Industry requires a few Ms at the beginning: manpower, money, method, and one other thing – an entrepreneur with a vision. The inception of Sonar Cotton Mills BD Ltd and its subsequent journey prove it again.
Rais Khan, a Pakistani-born US citizen, had the business foresight to grasp the towel-making potentials in Bangladesh in the 1980s. He left a top executive position in the global textile giant Franco Ferri Corporation to establish Sonar Cotton Mills in Chattogram Export Processing Zone (EPZ) in 1984.
This is the first towel factory not only in the EPZ but also in Bangladesh, as annual export of towels and home textiles by local manufacturers has now reached $1.2 billion.
Sonar produces 30,000 kg of terry towels per month, as the company's export in FY2021-22 was more than $1.62 million. Sonar's products are now being sold at multinational shops such as Amazon.
Rais Khan's son Shariq Khan now runs the factory his father established 38 years ago. After completing his medical studies, Shariq joined the production unit in 2002 at his father's request.
In an interview with The Business Standard, Shariq – who is now the managing director of Sonar Cotton – shared the eventful story of the company and an expansion plan in the next two years.
Shariq said many workers from Feni, Mirsarai, Chattogram, Sitakunda and adjacent areas used to work at towel factories in Karachi in Pakistan before independence. Bangladeshis had a good reputation as skilled workers.
In 1984, many of these workers joined Rais Khan's venture in the Chattogram EPZ.
"My father used to travel to Bangladesh regularly before 1971 as we had relatives here. He loved the country and saw the future potential of business after Bangladesh's independence," Shariq said.
Rais Khan had been in the textile sector since the 1960s. He was a senior official of the textile giant Franco Ferri Corporation. Shariq said his father's experience in textiles led him to invest in Bangladesh.
"My father consulted with MrFerri, the head of the Franco Ferri Corporation, about investing in Bangladesh. MrFerri supported him as he was our first client," said the Sonar MD.
He attributed the success of the local towel-making sector to the fashion quota system for least developed countries under which the USA used to source 1.2 million kg of towels from Bangladesh.
But there were challenges and vulnerabilities, within the country and outside of it. Shariq said the first hit onthe factory was the 1991 cyclone, which inundated and eventually damaged the machinery. It took Rais Khan seven years to resume production in 1998.

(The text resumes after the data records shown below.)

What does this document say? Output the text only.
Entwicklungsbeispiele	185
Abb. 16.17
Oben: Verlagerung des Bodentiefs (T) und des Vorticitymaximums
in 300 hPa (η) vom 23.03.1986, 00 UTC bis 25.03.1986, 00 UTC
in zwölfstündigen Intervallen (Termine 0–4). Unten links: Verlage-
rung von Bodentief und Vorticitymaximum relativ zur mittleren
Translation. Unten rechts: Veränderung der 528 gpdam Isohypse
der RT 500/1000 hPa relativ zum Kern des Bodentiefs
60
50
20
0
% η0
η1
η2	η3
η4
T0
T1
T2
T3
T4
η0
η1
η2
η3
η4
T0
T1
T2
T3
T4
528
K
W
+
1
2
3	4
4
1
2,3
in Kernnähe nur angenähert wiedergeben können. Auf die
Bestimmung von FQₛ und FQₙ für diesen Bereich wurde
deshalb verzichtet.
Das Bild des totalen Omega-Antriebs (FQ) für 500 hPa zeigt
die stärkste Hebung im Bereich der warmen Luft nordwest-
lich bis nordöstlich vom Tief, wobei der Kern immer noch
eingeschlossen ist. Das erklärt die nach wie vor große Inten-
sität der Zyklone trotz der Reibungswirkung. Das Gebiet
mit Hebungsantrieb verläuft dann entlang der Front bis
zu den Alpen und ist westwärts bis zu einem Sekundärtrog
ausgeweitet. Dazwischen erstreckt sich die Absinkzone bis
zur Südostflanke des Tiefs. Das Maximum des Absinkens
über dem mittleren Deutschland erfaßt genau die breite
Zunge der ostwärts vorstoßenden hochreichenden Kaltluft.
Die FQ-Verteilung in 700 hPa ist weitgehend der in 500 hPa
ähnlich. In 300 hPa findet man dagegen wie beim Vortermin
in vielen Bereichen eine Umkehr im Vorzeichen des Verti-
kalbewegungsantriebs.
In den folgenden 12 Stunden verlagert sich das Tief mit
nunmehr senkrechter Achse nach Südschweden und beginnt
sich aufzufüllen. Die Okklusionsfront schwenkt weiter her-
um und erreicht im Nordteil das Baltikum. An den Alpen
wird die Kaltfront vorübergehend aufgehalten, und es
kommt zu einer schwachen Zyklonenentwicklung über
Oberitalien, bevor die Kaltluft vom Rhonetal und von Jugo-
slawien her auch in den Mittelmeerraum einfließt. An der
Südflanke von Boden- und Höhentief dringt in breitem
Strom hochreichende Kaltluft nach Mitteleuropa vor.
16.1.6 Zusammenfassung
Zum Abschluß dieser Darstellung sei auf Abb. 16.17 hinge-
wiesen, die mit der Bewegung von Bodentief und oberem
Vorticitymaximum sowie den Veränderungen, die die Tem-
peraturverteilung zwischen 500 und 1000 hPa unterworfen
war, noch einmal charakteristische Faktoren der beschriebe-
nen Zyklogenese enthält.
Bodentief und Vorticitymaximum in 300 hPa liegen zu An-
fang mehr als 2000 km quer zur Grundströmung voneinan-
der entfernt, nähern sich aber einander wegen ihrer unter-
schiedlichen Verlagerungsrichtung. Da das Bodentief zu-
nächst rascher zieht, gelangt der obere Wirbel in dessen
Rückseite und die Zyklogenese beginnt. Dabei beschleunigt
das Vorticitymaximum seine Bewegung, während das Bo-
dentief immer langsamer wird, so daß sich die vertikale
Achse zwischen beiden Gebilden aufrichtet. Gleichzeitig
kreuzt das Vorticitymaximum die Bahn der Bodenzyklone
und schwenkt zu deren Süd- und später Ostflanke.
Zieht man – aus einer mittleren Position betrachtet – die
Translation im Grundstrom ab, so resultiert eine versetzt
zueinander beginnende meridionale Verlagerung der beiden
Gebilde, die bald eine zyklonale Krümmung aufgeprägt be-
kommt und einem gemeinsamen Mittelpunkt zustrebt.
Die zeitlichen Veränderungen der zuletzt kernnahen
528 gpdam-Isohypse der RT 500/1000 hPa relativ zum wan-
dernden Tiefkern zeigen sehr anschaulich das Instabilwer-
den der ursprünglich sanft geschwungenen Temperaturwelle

Shariq said the business suffered severely during the 2007-08 global recession, forcing them to allow a local investor to pump money into the company.
According to the Bangladesh Terry Towel & Linen Manufacturers & Exporters Association, 110 companies are producing home textile and terry towel items in the country. The factories employ nearly 65,000 workers and have investments totalling around $1.20 billion.
The international market size of the textile segment is around $26 billion.
According to the Bangladesh Export Processing Zones Authority (Bepza), Sonar Cotton has exported products worth $19.73 million since 2003.
In 2002, Shariqflew from the US to join Sonar as his father became ill and died subsequently.
"Father told me, "I paid for your education from this factory. Now you should take charge."
"The first time I came here, my father told me to go to the production lines first to understand the factory. He used to say that once you understand the work of the production unit, you will understand the business. Before sitting behind the desk, I worked at the production unit for six months," he recalled.
Shariq said the firm is now sitting on new orders despite using its full manufacturing capacity.
"We need to expand now. There are plans to set up a new factory in Mymensingh as our aim is to double production in the next two years," he said.